In an international trial of 945 patients, treatment with the drugs ipilimumab and nivolumab stopped the cancer advancing for nearly a year in 58% of cases. This was compared with 19% of cases for ipilimumab alone, which resulted in tumours stabilising or shrinking for an average of two and a half months.
The treatment, known as immunotherapy, uses the body's immune system to attack cancerous cells. Researchers say it could replace chemotherapy as the standard treatment for cancer within five years.

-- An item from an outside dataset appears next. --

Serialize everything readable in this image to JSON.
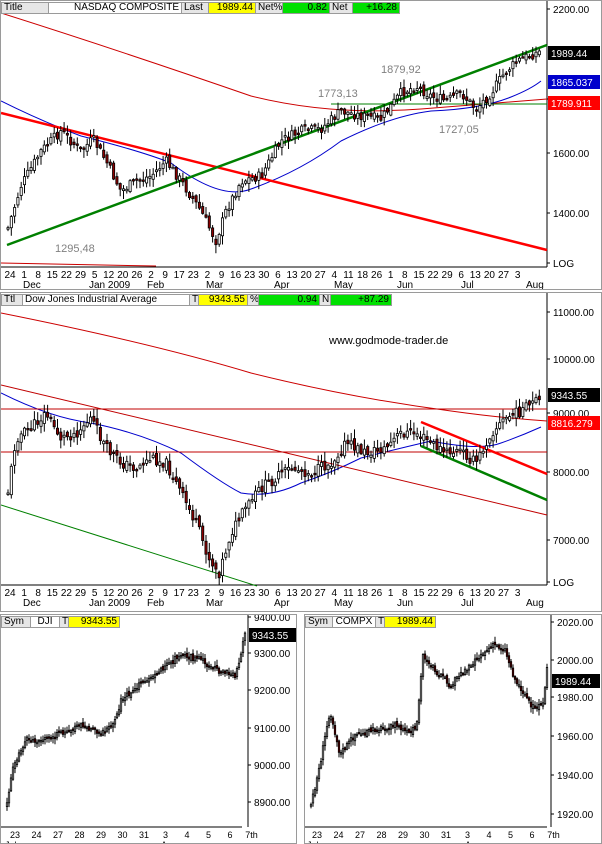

The findings, revealed at the at the American Society of Clinical Oncology, andpublished in the New England Journal of Medicine, could save tens of thousands of lives in the UK alone within a decade, doctors say. Patients who could expect to live for just a matter of months under existing treatments, could see their tumours completely destroyed and go on to enjoy a normal lifespan under the new treatment.
A series of studies show that the drugs are effective against some of the most deadly tumours, including those of the lung, bowel, liver and head.
Roy Herbst , chief of medical oncology at Yale Cancer Centre, described the results as "spectacular". "I think it's huge," he said. "I think we are seeing a paradigm shift in the way oncology is being treated.
"The potential for long-term survival, effective cure, is definitely there," he added.
Dr James Larkin, a consultant at the Royal Marsden hospital and one of the UK's lead investigators, explained to the BBC how the treatment works. "By giving these drugs together you are effectively taking two brakes off the immune system rather than one, so the immune system is able to recognise tumours it wasn't previously recognising and react to that and destroy them."